Morgan Ricks has joined Vanderbilt’s law faculty as an assistant professor. Ricks’ teaching and scholarship focus on financial regulation.
Ricks joins Vanderbilt from Harvard Law School, where he was a visiting assistant professor from 2010-12.
Hired in 2009 as the second member of the Treasury Department’s financial crisis management team, Ricks served the Obama administration as a senior policy advisor and financial restructuring expert in the U.S. Treasury Department’s Office of Capital Markets until 2010.

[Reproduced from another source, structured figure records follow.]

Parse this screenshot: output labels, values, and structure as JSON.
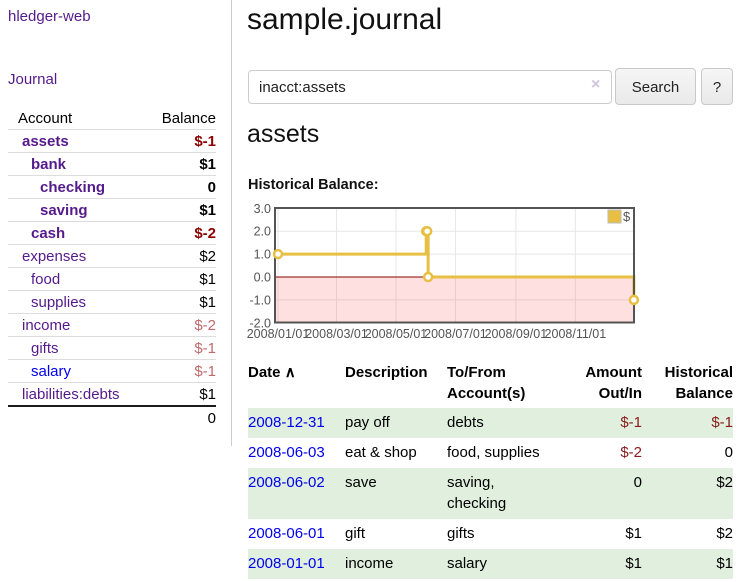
{
  "sidebar": {
    "brand": "hledger-web",
    "journal_link": "Journal",
    "header": {
      "account": "Account",
      "balance": "Balance"
    },
    "accounts": [
      {
        "name": "assets",
        "balance": "$-1"
      },
      {
        "name": "bank",
        "balance": "$1"
      },
      {
        "name": "checking",
        "balance": "0"
      },
      {
        "name": "saving",
        "balance": "$1"
      },
      {
        "name": "cash",
        "balance": "$-2"
      },
      {
        "name": "expenses",
        "balance": "$2"
      },
      {
        "name": "food",
        "balance": "$1"
      },
      {
        "name": "supplies",
        "balance": "$1"
      },
      {
        "name": "income",
        "balance": "$-2"
      },
      {
        "name": "gifts",
        "balance": "$-1"
      },
      {
        "name": "salary",
        "balance": "$-1"
      },
      {
        "name": "liabilities:debts",
        "balance": "$1"
      }
    ],
    "total": "0"
  },
  "main": {
    "title": "sample.journal",
    "search": {
      "value": "inacct:assets",
      "clear_icon": "×",
      "search_button": "Search",
      "help_button": "?"
    },
    "account_heading": "assets",
    "chart_heading": "Historical Balance:"
  },
  "chart_data": {
    "type": "line",
    "step": true,
    "title": "Historical Balance:",
    "x_start": "2008-01-01",
    "x_ticks": [
      "2008/01/01",
      "2008/03/01",
      "2008/05/01",
      "2008/07/01",
      "2008/09/01",
      "2008/11/01"
    ],
    "y_ticks": [
      "3.0",
      "2.0",
      "1.0",
      "0.0",
      "-1.0",
      "-2.0"
    ],
    "ylim": [
      -2,
      3
    ],
    "series": [
      {
        "name": "$",
        "color": "#e7c043",
        "points": [
          [
            "2008-01-01",
            1
          ],
          [
            "2008-06-01",
            2
          ],
          [
            "2008-06-02",
            2
          ],
          [
            "2008-06-03",
            0
          ],
          [
            "2008-12-31",
            -1
          ]
        ]
      }
    ],
    "legend": [
      {
        "label": "$",
        "color": "#e7c043"
      }
    ],
    "legend_position": "top-right",
    "grid_color": "#e7e7e7",
    "border_color": "#545454",
    "tick_label_color": "#545454",
    "zero_line_color": "#8b0000",
    "negative_fill": "rgba(255,0,0,0.12)"
  },
  "transactions": {
    "headers": {
      "date": "Date",
      "sort_icon": "∧",
      "description": "Description",
      "accounts": "To/From\nAccount(s)",
      "amount": "Amount\nOut/In",
      "balance": "Historical\nBalance"
    },
    "rows": [
      {
        "date": "2008-12-31",
        "description": "pay off",
        "accounts": "debts",
        "amount": "$-1",
        "balance": "$-1"
      },
      {
        "date": "2008-06-03",
        "description": "eat & shop",
        "accounts": "food, supplies",
        "amount": "$-2",
        "balance": "0"
      },
      {
        "date": "2008-06-02",
        "description": "save",
        "accounts": "saving,\nchecking",
        "amount": "0",
        "balance": "$2"
      },
      {
        "date": "2008-06-01",
        "description": "gift",
        "accounts": "gifts",
        "amount": "$1",
        "balance": "$2"
      },
      {
        "date": "2008-01-01",
        "description": "income",
        "accounts": "salary",
        "amount": "$1",
        "balance": "$1"
      }
    ]
  }
}
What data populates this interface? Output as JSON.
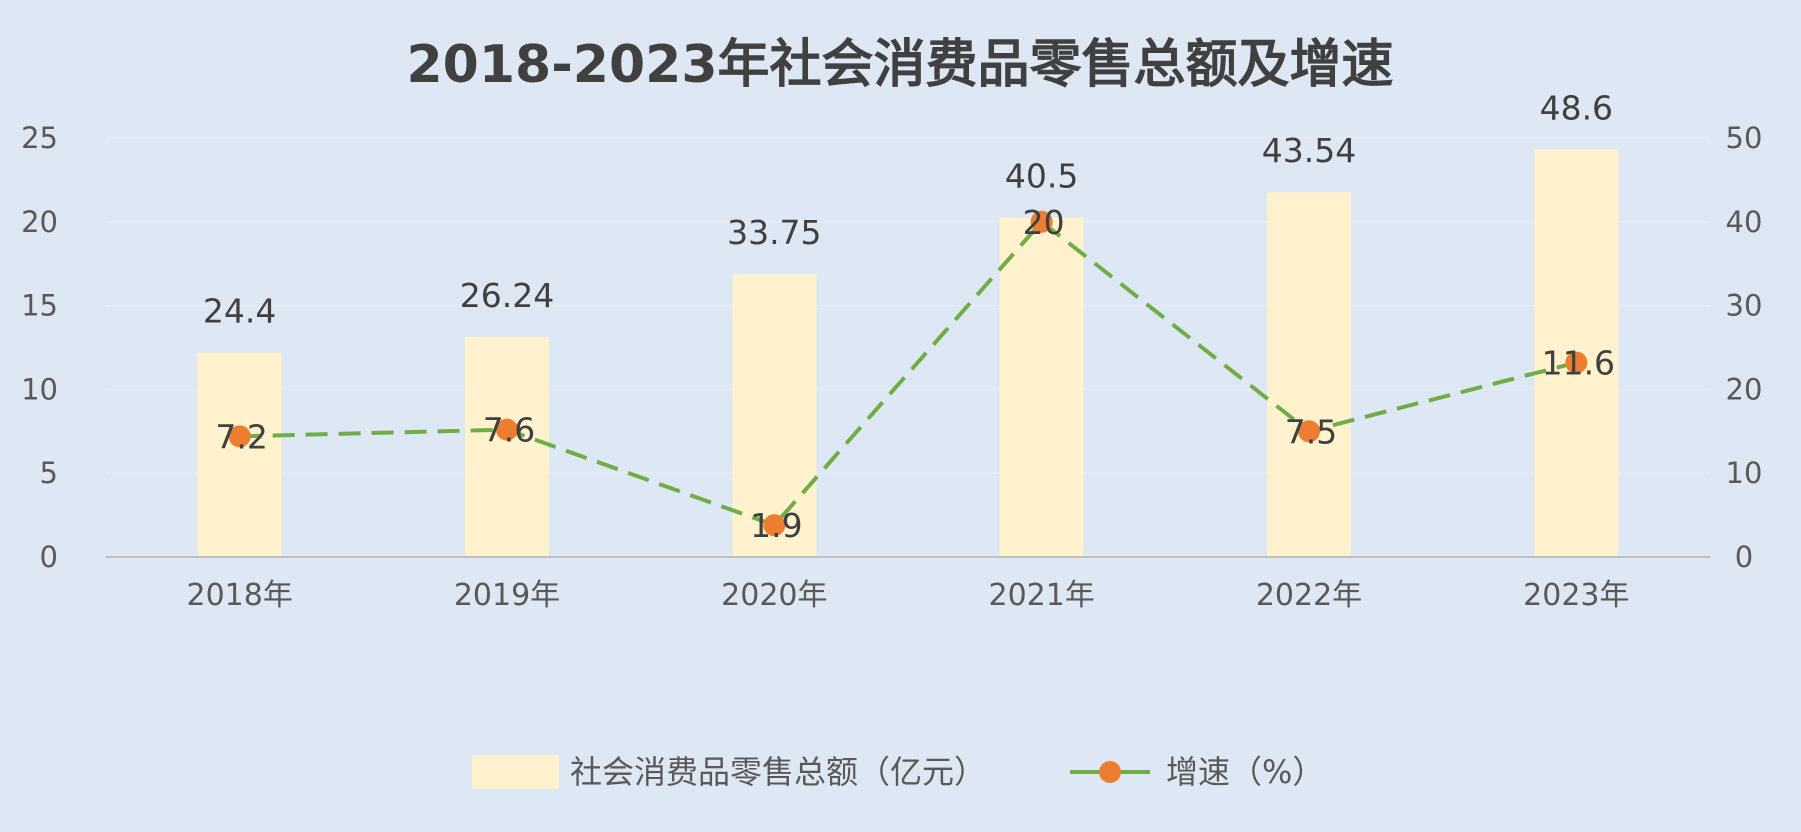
{
  "chart_data": {
    "type": "bar+line",
    "title": "2018-2023年社会消费品零售总额及增速",
    "categories": [
      "2018年",
      "2019年",
      "2020年",
      "2021年",
      "2022年",
      "2023年"
    ],
    "series": [
      {
        "name": "社会消费品零售总额（亿元）",
        "type": "bar",
        "axis": "right",
        "values": [
          24.4,
          26.24,
          33.75,
          40.5,
          43.54,
          48.6
        ],
        "labels": [
          "24.4",
          "26.24",
          "33.75",
          "40.5",
          "43.54",
          "48.6"
        ],
        "color": "#fff2cc"
      },
      {
        "name": "增速（%）",
        "type": "line",
        "axis": "left",
        "values": [
          7.2,
          7.6,
          1.9,
          20,
          7.5,
          11.6
        ],
        "labels": [
          "7.2",
          "7.6",
          "1.9",
          "20",
          "7.5",
          "11.6"
        ],
        "line_color": "#70ad47",
        "marker_color": "#ed7d31",
        "line_style": "dashed"
      }
    ],
    "y_left": {
      "range": [
        0,
        25
      ],
      "ticks": [
        "0",
        "5",
        "10",
        "15",
        "20",
        "25"
      ]
    },
    "y_right": {
      "range": [
        0,
        50
      ],
      "ticks": [
        "0",
        "10",
        "20",
        "30",
        "40",
        "50"
      ]
    },
    "grid": true,
    "legend_position": "bottom"
  }
}
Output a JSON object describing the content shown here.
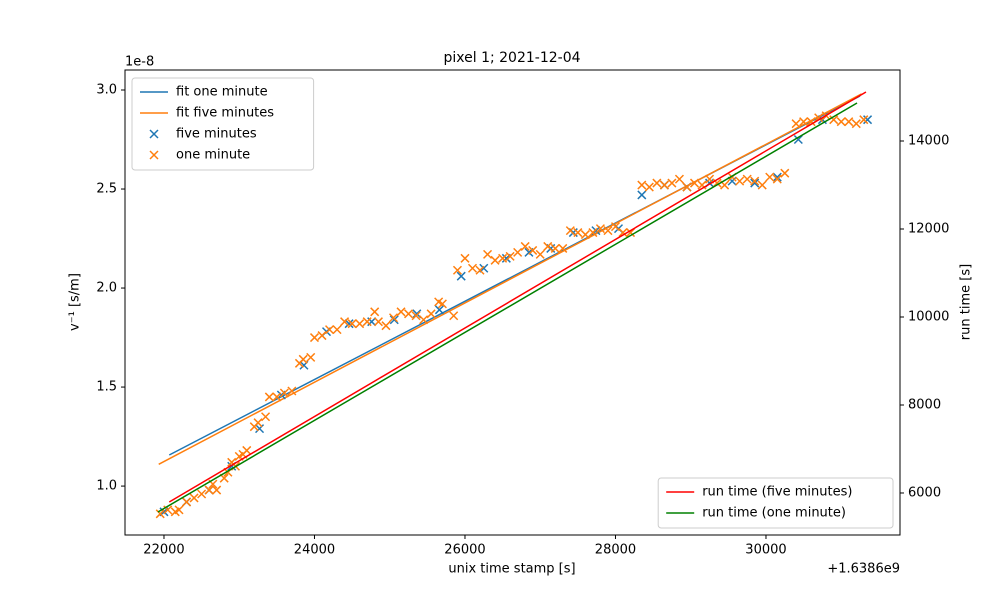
{
  "chart_data": {
    "type": "line",
    "title": "pixel 1; 2021-12-04",
    "xlabel": "unix time stamp [s]",
    "ylabel": "v⁻¹ [s/m]",
    "y2label": "run time [s]",
    "x_offset_label": "+1.6386e9",
    "y_offset_label": "1e-8",
    "xlim": [
      21482,
      31781
    ],
    "ylim": [
      0.753,
      3.101
    ],
    "y2lim": [
      5045,
      15614
    ],
    "xticks": [
      22000,
      24000,
      26000,
      28000,
      30000
    ],
    "yticks": [
      {
        "value": 1,
        "label": "1.0"
      },
      {
        "value": 1.5,
        "label": "1.5"
      },
      {
        "value": 2,
        "label": "2.0"
      },
      {
        "value": 2.5,
        "label": "2.5"
      },
      {
        "value": 3,
        "label": "3.0"
      }
    ],
    "y2ticks": [
      6000,
      8000,
      10000,
      12000,
      14000
    ],
    "legend": "upper left",
    "legend2": "lower right",
    "series": [
      {
        "name": "fit one minute",
        "type": "line",
        "color": "#1f77b4",
        "x": [
          22070,
          31250
        ],
        "values": [
          1.157,
          2.97
        ]
      },
      {
        "name": "fit five minutes",
        "type": "line",
        "color": "#ff7f0e",
        "x": [
          21930,
          31270
        ],
        "values": [
          1.11,
          2.98
        ]
      },
      {
        "name": "five minutes",
        "type": "scatter",
        "color": "#1f77b4",
        "x": [
          22000,
          22300,
          22600,
          22900,
          23270,
          23560,
          23860,
          24160,
          24460,
          24760,
          25060,
          25360,
          25660,
          25950,
          26250,
          26550,
          26850,
          27140,
          27440,
          27740,
          28040,
          28350,
          28650,
          28950,
          29250,
          29550,
          29850,
          30150,
          30430,
          30750,
          31350
        ],
        "values": [
          0.87,
          0.92,
          0.98,
          1.1,
          1.29,
          1.46,
          1.61,
          1.78,
          1.82,
          1.83,
          1.84,
          1.87,
          1.89,
          2.06,
          2.1,
          2.15,
          2.18,
          2.2,
          2.28,
          2.29,
          2.3,
          2.47,
          2.52,
          2.51,
          2.53,
          2.54,
          2.53,
          2.56,
          2.75,
          2.85,
          2.85
        ]
      },
      {
        "name": "one minute",
        "type": "scatter",
        "color": "#ff7f0e",
        "x": [
          21950,
          22050,
          22150,
          22200,
          22300,
          22400,
          22500,
          22600,
          22650,
          22700,
          22800,
          22850,
          22900,
          22950,
          23000,
          23050,
          23100,
          23200,
          23250,
          23350,
          23400,
          23500,
          23600,
          23700,
          23800,
          23850,
          23950,
          24000,
          24100,
          24200,
          24300,
          24400,
          24500,
          24600,
          24700,
          24800,
          24850,
          24950,
          25050,
          25150,
          25250,
          25350,
          25450,
          25550,
          25650,
          25700,
          25850,
          25900,
          26000,
          26100,
          26200,
          26300,
          26400,
          26500,
          26600,
          26700,
          26800,
          26900,
          27000,
          27100,
          27200,
          27300,
          27400,
          27500,
          27600,
          27700,
          27800,
          27900,
          28000,
          28100,
          28200,
          28350,
          28450,
          28550,
          28650,
          28750,
          28850,
          28950,
          29050,
          29150,
          29250,
          29350,
          29450,
          29550,
          29650,
          29750,
          29850,
          29950,
          30050,
          30150,
          30250,
          30400,
          30500,
          30600,
          30700,
          30800,
          30900,
          31000,
          31100,
          31200,
          31300
        ],
        "values": [
          0.86,
          0.88,
          0.87,
          0.88,
          0.92,
          0.94,
          0.96,
          0.98,
          1.01,
          0.98,
          1.04,
          1.07,
          1.12,
          1.1,
          1.15,
          1.16,
          1.18,
          1.3,
          1.32,
          1.35,
          1.45,
          1.45,
          1.47,
          1.48,
          1.62,
          1.64,
          1.65,
          1.75,
          1.76,
          1.79,
          1.79,
          1.83,
          1.82,
          1.82,
          1.83,
          1.88,
          1.83,
          1.81,
          1.85,
          1.88,
          1.87,
          1.86,
          1.84,
          1.87,
          1.93,
          1.92,
          1.86,
          2.09,
          2.15,
          2.1,
          2.09,
          2.17,
          2.14,
          2.15,
          2.16,
          2.18,
          2.21,
          2.19,
          2.17,
          2.21,
          2.2,
          2.2,
          2.29,
          2.28,
          2.27,
          2.28,
          2.3,
          2.29,
          2.31,
          2.28,
          2.28,
          2.52,
          2.51,
          2.53,
          2.52,
          2.53,
          2.55,
          2.51,
          2.53,
          2.52,
          2.55,
          2.53,
          2.52,
          2.56,
          2.54,
          2.55,
          2.54,
          2.52,
          2.56,
          2.55,
          2.58,
          2.83,
          2.84,
          2.84,
          2.86,
          2.87,
          2.85,
          2.84,
          2.84,
          2.83,
          2.85
        ]
      },
      {
        "name": "run time (five minutes)",
        "type": "line",
        "axis": "y2",
        "color": "#ff0000",
        "x": [
          22070,
          31329
        ],
        "values": [
          5795,
          15114
        ]
      },
      {
        "name": "run time (one minute)",
        "type": "line",
        "axis": "y2",
        "color": "#008000",
        "x": [
          21920,
          31210
        ],
        "values": [
          5568,
          14864
        ]
      }
    ]
  }
}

Before joining the Treasury Department, Ricks served from 2008-09 as a risk-arbitrage trader at Citadel Investment Group, a Chicago-based hedge fund. He had previously served from 2005-07 as a vice president in the investment banking division of Merrill Lynch & Co., where he specialized in strategic and capital-raising transactions for financial services companies. He began his career at Wachtell Lipton Rosen & Katz, where he worked as a mergers and acquisitions attorney from 2001-04.
He holds a J.D. (magna cum laude) from Harvard Law School and earned his undergraduate degree in history summa cum laude from Dartmouth College, where he was the winner of the Charles Downer Hazen Fellowship Award. His scholarly publications include “The Case for Regulating the Shadow Banking System,” which will appear in the forthcoming book Too Big to Fail? Resolving Large Trouble Financial Institutions in the Future (Brookings Institution Press); “Money and (Shadow) Banking: A Thought Experiment,” forthcoming in the Review of Banking and Financial Law, and “Regulating Money Creation After the Crisis (1 Harvard Business Law Review, 2011). He is also the author of “A Former Treasury Adviser on How to Really Fix Wall Street,” which appeared in the December 17, 2011, edition of The New Republic.
“I am particularly delighted that Morgan is joining our faculty,” said Randall Thomas, professor of law and director of Vanderbilt’s Law & Business Program. “He brings a wealth of experience in the regulation of financial markets from his work with the Treasury Department and in the legal academy. His knowledge and skills will be an asset to the Law and Business Program.”
At Vanderbilt, Ricks will teach Regulation of Financial Institutions and a seminar, Regulating Financial Stability.